Климов посмотрел на Федора с улыбкой:
—
О тебе не скажешь.
Тот обиделся.
—
Заяц трепаться не любит. Говорю: уши да чубчик.
Сплюнул. Помолчал и неожиданно сказал:
—
Убью я ее, падлу.
Ознобный холод обдул лицо Климова. Тон был серьезный. Глянув на угрюмый лоб Дерюгина, подумал, что с такого станет, этот язык себе не откусит.
Выдержав мрачную исподлобность встречного взгляда, недоуменно спросил:
—
Кого?
Федор словно ожидал его вопроса.
—
Да, ее! Жену!
Костяшки на его руках, цепко державших руль, заметно побелели, зубы скрипнули. Плечи пошли назад.
—
Свою? — не зная во что выльется их разговор, как можно мягче спросил Климов, и Дерюгин поддакнул:
—
Свою.
«Не череп, а склеп», — свыкаясь с чужим исподлобно-карающим взглядом, подумал Климов и почувствовал, что зуб снова заныл.
Дерюгин сидел, ожидая от него какого-то нужного слова, отданный злобным своим откровением в руки Климова.
Было ясно, что ему нужен психиатр, а не судья.

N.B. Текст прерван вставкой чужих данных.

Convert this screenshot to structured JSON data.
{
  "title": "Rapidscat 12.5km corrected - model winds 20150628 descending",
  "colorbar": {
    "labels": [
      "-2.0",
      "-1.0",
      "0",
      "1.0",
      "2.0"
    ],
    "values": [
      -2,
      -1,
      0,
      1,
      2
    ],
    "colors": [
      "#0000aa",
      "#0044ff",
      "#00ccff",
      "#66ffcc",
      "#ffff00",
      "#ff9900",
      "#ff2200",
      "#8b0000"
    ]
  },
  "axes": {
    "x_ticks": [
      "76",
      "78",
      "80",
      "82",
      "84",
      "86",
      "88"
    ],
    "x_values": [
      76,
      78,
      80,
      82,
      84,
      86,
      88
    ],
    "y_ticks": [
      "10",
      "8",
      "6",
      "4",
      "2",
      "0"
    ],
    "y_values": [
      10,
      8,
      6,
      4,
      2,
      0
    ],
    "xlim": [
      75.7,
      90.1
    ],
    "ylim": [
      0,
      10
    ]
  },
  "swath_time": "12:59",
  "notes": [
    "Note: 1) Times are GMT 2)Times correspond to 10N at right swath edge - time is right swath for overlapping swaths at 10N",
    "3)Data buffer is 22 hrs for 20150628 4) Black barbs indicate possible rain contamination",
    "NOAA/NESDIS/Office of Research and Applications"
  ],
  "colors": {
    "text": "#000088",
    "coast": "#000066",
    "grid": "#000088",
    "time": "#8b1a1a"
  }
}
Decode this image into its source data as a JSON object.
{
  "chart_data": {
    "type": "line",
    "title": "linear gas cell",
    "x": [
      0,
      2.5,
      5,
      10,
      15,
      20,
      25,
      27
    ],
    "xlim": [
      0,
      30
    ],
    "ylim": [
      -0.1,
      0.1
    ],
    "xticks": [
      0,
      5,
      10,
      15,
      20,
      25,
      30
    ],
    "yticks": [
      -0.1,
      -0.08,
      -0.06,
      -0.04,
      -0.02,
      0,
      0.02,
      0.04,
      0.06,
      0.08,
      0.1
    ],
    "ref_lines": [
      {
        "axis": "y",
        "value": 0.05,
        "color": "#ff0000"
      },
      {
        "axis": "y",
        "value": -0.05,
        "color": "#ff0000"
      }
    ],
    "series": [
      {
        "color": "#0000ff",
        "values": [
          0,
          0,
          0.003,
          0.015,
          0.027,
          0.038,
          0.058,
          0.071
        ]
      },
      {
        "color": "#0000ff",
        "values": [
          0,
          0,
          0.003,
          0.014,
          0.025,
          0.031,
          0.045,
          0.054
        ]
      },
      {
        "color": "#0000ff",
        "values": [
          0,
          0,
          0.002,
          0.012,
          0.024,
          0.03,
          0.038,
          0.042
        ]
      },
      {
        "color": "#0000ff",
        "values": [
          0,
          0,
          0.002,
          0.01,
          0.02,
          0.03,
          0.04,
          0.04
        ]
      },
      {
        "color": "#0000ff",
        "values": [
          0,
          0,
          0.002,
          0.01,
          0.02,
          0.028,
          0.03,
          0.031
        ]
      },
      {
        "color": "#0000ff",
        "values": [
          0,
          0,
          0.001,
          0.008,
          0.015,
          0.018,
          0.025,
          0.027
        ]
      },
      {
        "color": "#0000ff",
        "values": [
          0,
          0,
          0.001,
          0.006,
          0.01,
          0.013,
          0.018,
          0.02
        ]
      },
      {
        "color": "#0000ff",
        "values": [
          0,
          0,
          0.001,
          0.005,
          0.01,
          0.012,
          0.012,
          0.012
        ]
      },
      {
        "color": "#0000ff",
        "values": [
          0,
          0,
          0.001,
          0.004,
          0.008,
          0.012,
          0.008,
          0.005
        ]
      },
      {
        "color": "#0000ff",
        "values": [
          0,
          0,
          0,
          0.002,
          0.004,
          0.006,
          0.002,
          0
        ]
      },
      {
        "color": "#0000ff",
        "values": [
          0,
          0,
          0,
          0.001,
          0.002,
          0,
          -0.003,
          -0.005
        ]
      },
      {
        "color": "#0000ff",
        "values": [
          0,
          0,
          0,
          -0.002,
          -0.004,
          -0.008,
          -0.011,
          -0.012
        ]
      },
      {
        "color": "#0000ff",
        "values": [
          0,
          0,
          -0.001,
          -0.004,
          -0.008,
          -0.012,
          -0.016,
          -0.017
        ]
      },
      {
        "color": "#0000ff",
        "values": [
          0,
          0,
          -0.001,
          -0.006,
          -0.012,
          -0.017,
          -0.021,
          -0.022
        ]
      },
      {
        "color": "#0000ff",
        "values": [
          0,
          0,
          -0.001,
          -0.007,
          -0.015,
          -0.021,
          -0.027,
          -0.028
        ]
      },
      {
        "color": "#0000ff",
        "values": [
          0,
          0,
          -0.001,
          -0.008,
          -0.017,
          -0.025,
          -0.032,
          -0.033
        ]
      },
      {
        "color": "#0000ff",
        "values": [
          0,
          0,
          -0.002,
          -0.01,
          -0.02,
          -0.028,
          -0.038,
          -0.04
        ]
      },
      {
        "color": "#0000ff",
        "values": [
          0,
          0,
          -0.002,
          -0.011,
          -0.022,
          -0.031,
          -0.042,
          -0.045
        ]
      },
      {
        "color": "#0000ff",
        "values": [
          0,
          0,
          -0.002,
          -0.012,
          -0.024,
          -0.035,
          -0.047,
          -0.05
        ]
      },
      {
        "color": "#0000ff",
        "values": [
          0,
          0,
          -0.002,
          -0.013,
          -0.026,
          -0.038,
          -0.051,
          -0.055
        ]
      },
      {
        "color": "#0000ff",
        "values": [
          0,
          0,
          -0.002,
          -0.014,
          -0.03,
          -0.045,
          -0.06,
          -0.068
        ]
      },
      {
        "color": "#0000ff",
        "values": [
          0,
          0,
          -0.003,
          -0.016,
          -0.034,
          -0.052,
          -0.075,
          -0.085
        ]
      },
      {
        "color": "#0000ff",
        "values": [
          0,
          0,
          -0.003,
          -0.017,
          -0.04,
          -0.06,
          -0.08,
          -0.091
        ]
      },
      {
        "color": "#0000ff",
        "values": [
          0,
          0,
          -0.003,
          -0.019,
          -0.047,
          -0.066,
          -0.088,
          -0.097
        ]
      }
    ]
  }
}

Молчание затягивалось, и Климов тронул Федора за локоть.
—
Она пьет?
Глаза его как будто отживели.
—
Не-е… За травлю.
И тут-то он, с оглядкой, как о чем-то очень тайном, не переводя дыхания, поведал, что его супружница — живая ведьма! Засушивает на вине мужскую силу.
—
Берут на кладбище, — он передернул ручку скоростей, и трактор побежал быстрее, — волосы от свежего покойника, от старого — ребро, а от собаки — шерсть. — Глаза у Федора горели. — Все это растирают, понял, да, сжигают, курвы, а золу — в вино!
Климов облегченно-понимающе кивнул. Все ясно. Когда-то Федор, видно, крепко пил, потом, наверное, лечился. Теперь, когда последствия алкоголизма проявились, во всем винит жену.
—
Ни с кем, блин, не могу!
Дерюгин стукнул кулачищем по рулю, понизил голос, диковато ухмыльнулся.
—
А кровь у мертвых, как бутылка — темная, зеленая, мне кореш говорил.
Казалось, трупный ужас опалил его зрачки, и он брезгливо-злобно сплюнул в руку.
—
Убью я ее, ведьму!
Это желание было знакомо Климову. Он вспомнил ночь
в
психушке, полную свою беспомощность, задавленность гипнозом, шприц с отравой, шепот Шевкопляс: «Дурашка малахольный», и боль, сжиравшую его сознанье, и не сразу отозвался на угрозу Федора.
—
А как дети? У тебя ведь дочь и сын?
Федор горбатым ногтем поскоблил прокуренные зубы, помрачнел.
—
Вот ты мне и скажи, дочь тоже убивать? Смотри сюда…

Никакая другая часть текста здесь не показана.